Pelvic organ cross-sensitization to enhance bladder and urethral pain behaviors in rats with experimental colitis

Neural cross-sensitization has been postulated as a mechanism underlying overlaps of chronic pelvic pain disorders such as bladder pain syndrome/interstitial cystitis (BPS/IC) and irritable bowel syndrome (IBS). Animals with experimental colitis have been used to study the underlying mechanisms for overlapped pelvic pain symptoms, and shown to exhibit bladder overactivity evidenced by frequent voiding; however, it has not directly been evaluated whether pain sensation derived from the lower urinary tract is enhanced in colitis models. Also, the cross-sensitization between the colon and urethra has not been studied previously. In the present study, we therefore investigated pain behaviors induced by nociceptive stimuli in the lower urinary tract and the involvement of C-fiber afferent pathways using rats with colitis induced by intracolonic application of 2,4,6-trinitrobenzenesulfonic acid (TNBS).
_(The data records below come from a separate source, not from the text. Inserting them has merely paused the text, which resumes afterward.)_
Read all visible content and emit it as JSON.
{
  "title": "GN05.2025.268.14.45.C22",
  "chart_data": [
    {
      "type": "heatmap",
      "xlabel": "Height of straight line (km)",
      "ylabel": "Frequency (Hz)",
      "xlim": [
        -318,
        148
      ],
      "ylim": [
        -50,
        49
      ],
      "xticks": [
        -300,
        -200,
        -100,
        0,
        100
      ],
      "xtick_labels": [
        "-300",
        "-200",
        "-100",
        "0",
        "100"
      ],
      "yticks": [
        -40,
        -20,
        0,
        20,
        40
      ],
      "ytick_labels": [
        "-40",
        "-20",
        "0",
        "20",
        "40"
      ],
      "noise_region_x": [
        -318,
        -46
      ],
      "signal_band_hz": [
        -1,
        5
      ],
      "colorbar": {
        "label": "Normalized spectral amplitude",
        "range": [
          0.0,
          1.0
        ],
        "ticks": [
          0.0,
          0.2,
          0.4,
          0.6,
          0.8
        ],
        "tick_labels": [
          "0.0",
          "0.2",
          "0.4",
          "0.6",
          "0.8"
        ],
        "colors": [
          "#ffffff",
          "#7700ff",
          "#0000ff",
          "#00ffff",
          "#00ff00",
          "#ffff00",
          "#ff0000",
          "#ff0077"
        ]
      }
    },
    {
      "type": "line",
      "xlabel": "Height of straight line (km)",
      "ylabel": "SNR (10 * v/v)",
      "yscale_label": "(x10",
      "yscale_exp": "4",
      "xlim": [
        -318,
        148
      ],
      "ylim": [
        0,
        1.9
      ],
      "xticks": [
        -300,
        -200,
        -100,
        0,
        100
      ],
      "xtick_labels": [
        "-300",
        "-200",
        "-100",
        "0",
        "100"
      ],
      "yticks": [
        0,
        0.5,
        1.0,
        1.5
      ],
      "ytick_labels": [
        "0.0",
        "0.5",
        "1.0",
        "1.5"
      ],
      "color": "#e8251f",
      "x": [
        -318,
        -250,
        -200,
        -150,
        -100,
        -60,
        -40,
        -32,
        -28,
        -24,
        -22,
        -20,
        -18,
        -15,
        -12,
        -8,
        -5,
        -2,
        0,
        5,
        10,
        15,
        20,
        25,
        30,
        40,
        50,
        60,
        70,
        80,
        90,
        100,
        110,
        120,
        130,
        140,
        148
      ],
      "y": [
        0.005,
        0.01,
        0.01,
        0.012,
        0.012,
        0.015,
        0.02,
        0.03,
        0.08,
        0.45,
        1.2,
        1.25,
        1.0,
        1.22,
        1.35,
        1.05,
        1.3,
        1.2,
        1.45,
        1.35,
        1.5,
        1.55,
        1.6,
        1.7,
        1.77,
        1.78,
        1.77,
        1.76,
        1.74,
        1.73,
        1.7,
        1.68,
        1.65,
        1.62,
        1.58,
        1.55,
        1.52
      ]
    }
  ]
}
In TNBS-induced colitis rats at 10. days, intravesical application of resiniferatoxin (RTx) induced a significantly greater number of episodes of both licking and freezing behaviors, which were reduced by capsaicin-sensitive C-fiber afferent desensitization. Histochemical studies using fluorescent dye tracers injected into the colon, bladder or urethra showed that dichotomized afferent neurons comprised 6.9-14.5% of L1, L6 and S1 dorsal root ganglion (DRG) neurons innervating the colon or the lower urinary tract. Transient receptor potential vanilloid 1 (TRPV1) mRNA expression was significantly increased in, the bladder, urethra and S1 DRG in colitis rats. An increase in myeloperoxidase (MPO) activity was found in the colon, but not in the bladder or urethra after intracolonic TNBS treatment. These results indicate that TNBS-induced colitis increased pain sensitivity in the bladder and urethra via activation of C-fiber afferent pathways due to colon-to-bladder and colon-to-urethral cross-sensitization, suggesting the contribution of pelvic organ cross-sensitization mechanisms to overlapped pain symptoms in BPS/IC and IBS.